Placed in the awkward position of being neither downstairs help nor upstairs family, Julia struggles to find her place as she battles difficult children and a growing attraction to a man far out of her reach.
Meanwhile, Sir William Ramsey struggles to keep both his floundering family and estate from financial ruin.
I originally requested this book to review because it’s set in the early 1900’s and looked like the book form of one of my favorite shows, Downton Abbey.
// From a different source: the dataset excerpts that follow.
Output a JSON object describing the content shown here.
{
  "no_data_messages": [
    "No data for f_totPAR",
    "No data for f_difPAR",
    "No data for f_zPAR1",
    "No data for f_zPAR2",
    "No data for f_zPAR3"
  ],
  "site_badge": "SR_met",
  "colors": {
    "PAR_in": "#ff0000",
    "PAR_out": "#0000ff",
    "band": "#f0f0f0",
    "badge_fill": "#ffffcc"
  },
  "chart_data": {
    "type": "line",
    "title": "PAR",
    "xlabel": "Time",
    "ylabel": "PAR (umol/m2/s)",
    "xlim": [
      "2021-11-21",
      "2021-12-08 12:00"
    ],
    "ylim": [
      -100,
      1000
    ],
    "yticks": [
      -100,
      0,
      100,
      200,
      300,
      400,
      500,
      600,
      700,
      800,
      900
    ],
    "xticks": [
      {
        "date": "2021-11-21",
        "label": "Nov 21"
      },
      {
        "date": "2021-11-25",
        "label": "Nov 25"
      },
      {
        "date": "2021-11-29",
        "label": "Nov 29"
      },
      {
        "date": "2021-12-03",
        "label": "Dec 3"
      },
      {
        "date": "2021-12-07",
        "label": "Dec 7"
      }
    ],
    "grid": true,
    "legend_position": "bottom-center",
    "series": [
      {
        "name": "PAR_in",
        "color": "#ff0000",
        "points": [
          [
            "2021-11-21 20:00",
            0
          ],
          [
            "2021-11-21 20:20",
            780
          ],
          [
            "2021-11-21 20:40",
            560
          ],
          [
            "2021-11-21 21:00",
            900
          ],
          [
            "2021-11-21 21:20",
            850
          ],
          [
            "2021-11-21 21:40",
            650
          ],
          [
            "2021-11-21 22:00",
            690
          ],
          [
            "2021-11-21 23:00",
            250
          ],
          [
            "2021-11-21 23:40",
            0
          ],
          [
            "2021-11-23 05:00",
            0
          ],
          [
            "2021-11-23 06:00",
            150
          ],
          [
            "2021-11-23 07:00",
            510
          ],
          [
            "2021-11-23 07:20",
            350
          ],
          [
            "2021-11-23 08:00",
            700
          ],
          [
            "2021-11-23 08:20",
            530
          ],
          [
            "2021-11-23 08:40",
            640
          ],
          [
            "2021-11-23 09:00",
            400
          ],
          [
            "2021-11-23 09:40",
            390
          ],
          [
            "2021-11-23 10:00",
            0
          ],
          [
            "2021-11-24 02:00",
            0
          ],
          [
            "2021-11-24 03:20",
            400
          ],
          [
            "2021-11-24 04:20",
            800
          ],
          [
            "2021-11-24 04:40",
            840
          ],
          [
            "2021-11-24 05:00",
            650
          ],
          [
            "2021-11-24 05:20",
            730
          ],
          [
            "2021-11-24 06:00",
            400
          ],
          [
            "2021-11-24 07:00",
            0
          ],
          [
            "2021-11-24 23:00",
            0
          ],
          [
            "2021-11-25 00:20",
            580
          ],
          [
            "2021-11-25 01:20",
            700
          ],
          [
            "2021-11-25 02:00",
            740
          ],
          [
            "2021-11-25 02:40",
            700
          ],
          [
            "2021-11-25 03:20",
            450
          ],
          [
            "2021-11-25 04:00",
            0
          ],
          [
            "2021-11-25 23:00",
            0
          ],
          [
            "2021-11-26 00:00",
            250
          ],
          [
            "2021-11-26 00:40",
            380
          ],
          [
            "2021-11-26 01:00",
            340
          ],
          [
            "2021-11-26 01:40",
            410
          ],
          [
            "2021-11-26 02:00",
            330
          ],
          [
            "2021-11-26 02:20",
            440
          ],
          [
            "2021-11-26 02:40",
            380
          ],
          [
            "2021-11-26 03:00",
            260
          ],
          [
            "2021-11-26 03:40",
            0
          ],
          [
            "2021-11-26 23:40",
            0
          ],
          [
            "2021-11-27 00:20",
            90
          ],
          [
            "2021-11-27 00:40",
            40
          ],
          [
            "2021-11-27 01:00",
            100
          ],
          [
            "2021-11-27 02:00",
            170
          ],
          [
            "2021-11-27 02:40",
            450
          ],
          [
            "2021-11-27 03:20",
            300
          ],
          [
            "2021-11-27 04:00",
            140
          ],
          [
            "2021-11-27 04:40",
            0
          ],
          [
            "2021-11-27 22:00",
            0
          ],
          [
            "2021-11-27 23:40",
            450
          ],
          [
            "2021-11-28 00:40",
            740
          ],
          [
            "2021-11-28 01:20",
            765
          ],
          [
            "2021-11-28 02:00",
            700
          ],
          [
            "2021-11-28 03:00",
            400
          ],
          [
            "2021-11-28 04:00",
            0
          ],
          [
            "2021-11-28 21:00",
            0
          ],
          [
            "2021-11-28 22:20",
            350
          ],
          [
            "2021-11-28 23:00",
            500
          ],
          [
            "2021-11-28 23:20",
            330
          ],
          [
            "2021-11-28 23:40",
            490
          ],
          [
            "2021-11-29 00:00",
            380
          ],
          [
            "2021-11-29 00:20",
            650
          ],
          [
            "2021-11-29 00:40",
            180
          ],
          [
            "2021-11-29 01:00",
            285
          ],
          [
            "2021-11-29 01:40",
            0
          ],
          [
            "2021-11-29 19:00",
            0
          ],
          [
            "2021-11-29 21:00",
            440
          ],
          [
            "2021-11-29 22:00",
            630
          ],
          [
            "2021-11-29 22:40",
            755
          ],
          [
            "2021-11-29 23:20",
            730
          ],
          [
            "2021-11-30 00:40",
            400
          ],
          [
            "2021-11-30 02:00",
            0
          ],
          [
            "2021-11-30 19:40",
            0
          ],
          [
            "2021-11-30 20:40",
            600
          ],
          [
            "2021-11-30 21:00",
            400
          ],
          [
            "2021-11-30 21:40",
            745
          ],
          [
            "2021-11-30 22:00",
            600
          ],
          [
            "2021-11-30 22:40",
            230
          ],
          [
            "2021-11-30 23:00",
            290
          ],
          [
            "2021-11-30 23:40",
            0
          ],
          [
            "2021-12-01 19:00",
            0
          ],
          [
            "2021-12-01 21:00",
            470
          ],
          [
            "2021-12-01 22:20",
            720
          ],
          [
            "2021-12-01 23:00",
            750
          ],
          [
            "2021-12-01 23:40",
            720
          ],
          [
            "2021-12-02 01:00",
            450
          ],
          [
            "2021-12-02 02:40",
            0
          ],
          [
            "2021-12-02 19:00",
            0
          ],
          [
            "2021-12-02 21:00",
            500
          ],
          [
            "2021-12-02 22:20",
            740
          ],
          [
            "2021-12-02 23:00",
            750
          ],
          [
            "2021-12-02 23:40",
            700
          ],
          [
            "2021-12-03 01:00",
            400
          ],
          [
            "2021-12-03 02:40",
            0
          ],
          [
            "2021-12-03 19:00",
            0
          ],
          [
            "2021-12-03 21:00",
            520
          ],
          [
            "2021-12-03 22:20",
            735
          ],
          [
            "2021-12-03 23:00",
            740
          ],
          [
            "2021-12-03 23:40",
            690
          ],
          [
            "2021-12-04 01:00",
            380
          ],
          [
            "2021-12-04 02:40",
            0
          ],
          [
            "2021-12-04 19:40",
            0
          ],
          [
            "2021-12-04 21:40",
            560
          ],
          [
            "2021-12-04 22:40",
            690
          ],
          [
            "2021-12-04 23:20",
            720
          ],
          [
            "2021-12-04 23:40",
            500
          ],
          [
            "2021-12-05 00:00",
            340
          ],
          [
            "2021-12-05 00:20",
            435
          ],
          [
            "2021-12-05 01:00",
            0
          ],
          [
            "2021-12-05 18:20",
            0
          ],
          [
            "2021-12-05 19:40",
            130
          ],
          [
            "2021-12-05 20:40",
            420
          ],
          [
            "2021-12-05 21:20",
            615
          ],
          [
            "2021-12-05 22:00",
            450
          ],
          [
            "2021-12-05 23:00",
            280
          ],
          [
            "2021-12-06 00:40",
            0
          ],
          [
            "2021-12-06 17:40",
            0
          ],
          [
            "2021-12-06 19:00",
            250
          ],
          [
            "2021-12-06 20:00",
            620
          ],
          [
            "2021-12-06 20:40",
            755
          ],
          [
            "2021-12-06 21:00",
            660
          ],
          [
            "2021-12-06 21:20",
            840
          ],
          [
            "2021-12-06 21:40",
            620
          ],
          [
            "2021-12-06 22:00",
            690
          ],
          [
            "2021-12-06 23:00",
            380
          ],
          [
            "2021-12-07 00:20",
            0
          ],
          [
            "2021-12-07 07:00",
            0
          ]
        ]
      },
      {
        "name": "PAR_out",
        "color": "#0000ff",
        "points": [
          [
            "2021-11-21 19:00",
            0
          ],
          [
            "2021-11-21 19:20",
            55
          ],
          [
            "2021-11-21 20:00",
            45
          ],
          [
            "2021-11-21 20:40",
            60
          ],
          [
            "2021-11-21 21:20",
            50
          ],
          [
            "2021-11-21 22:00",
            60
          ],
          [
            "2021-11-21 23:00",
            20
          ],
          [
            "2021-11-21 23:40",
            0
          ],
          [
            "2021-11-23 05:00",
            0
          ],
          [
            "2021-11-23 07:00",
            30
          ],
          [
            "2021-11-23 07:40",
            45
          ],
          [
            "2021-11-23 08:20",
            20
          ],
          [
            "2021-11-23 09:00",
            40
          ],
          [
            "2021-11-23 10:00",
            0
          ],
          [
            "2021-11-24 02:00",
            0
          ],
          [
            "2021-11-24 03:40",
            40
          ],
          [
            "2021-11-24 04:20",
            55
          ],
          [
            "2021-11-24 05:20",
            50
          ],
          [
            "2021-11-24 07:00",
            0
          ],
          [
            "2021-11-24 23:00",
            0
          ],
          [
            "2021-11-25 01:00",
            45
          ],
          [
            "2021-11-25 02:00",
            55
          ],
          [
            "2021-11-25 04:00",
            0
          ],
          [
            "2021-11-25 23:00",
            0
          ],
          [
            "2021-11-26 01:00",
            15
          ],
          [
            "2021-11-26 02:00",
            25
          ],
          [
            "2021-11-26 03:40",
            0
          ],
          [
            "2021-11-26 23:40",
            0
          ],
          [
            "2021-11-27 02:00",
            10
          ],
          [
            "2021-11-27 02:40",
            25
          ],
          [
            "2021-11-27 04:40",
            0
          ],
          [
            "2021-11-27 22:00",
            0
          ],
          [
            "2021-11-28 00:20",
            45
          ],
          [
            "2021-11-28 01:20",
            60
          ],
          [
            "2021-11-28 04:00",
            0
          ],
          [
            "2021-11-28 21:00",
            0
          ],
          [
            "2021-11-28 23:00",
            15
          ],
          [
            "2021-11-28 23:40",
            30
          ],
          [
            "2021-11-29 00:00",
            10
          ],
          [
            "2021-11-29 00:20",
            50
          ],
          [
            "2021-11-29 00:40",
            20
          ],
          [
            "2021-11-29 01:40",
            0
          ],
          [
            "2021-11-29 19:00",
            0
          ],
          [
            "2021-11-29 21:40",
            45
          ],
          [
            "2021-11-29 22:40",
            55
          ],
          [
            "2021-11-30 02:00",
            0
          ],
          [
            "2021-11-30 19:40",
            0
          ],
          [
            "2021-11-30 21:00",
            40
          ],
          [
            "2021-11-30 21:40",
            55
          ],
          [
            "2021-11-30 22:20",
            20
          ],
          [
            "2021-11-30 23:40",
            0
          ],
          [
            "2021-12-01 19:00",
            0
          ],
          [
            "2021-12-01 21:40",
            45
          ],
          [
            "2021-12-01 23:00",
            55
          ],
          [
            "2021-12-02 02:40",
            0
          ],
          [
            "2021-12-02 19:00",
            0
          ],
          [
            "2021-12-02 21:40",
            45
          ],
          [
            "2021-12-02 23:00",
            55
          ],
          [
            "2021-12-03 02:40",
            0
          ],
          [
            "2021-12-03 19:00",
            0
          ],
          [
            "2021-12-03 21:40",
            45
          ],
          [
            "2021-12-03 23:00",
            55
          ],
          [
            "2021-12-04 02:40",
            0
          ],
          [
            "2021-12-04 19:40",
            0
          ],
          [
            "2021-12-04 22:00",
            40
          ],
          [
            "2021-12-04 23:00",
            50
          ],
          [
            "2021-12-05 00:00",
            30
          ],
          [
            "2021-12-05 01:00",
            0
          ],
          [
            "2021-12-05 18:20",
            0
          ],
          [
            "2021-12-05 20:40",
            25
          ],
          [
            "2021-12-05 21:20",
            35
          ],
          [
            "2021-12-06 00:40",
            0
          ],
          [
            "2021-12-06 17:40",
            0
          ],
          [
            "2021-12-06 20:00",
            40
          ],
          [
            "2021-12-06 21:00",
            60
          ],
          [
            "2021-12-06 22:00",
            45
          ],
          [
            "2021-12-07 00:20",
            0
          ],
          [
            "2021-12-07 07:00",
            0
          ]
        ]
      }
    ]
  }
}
With it being set in the same time period and with the author using several different view points (such as the housekeeper’s, gardener’s, and estate owner’s), it’s quite obviously supposed to be a Downton Abbey spin-off.
Unfortunately, the book fell flat for me. I found the main character Julia to be very hard to relate to and similar to Mary Poppins–practically perfect in every way.
Julia always thought the right things, nearly always said the right things, and pretty much became the savior of the entire household from upstairs to down. I’d buy it if she helped change the lives of maybe one or two people. But changing the lives of the housemaid, gardener, the estate owner, his children, his sister, and his two cousins? Not as likely.
Still, there was a very funny instance of mistaken identity in the beginning that became my favorite part of the entire book, and I like how the author explored several different virtues and points of morality. I also appreciated the way she portrayed the children in her book. Usually whenever I see children in fiction, they come across as very unrealistic to me. The children in Turansky’s book nearly leapt off the pages with how real they seemed, so I give her major props for that.
However, as much as I didn’t like the book, my mom (who is also an avid Downton Abbey fan) loved it. So while I have to be honest and say that it wasn’t my favorite, who knows? Maybe it could be one of yours!
*I received this book for free from WaterBrook Multnomah Publishing Group for my honest review.
Author: Mona Hodgson
Rating: 2 out of 5 stars
Emilie Heinrich is divided between the two loves of her life: her widowed father and the handsome Quaid McFarland, who’s just returned from serving in the Civil War. A childhood friend, Quaid isn’t the schoolboy Emilie remembers. But even as Emilie and Quaid’s affection grows, Emilie’s father becomes more determined than ever to keep them apart.
Although I’m not usually a fan of novellas, I decided to try this one because I wanted to check out this particular author. It almost feels unfair to review a novella, because I always feel as though the author is given an almost impossible feat: make us (the readers) care and be forever attached to the characters in 100 pages or less. With that said, I think Ms. Hodgson did an admirable job. There’s a definite beginning, middle, and end, and I was surprised to see she did get in a very clear “moral of the story” which was probably my favorite part. I also appreciated how she approached the romance scenes-she mentions a kiss and then it’s on to the next thing. Not too detailed, but not too sparse, either.
However, the beginning was slow and it’s just too short of a story to really fall in love with the characters. It’s a sweet story that may be good to pass the time in a doctor’s office, but I’m not sure I’d recommend it for much else. There just wasn’t anything too terribly unique to make this novella stand out. But-and I’d like to emphasize this-short as this story was, I did see some definite flickers of good writing and would very much like to see one of this author’s full-length novels before I completely pass judgment.
(I received this book for free from WaterBrook Multnomah Publishing Group in exchange for my honest review.)
Let’s Talk Book: What do you think? Are novellas impossible to please because of their length? Which do you prefer-novellas, or full-length novels?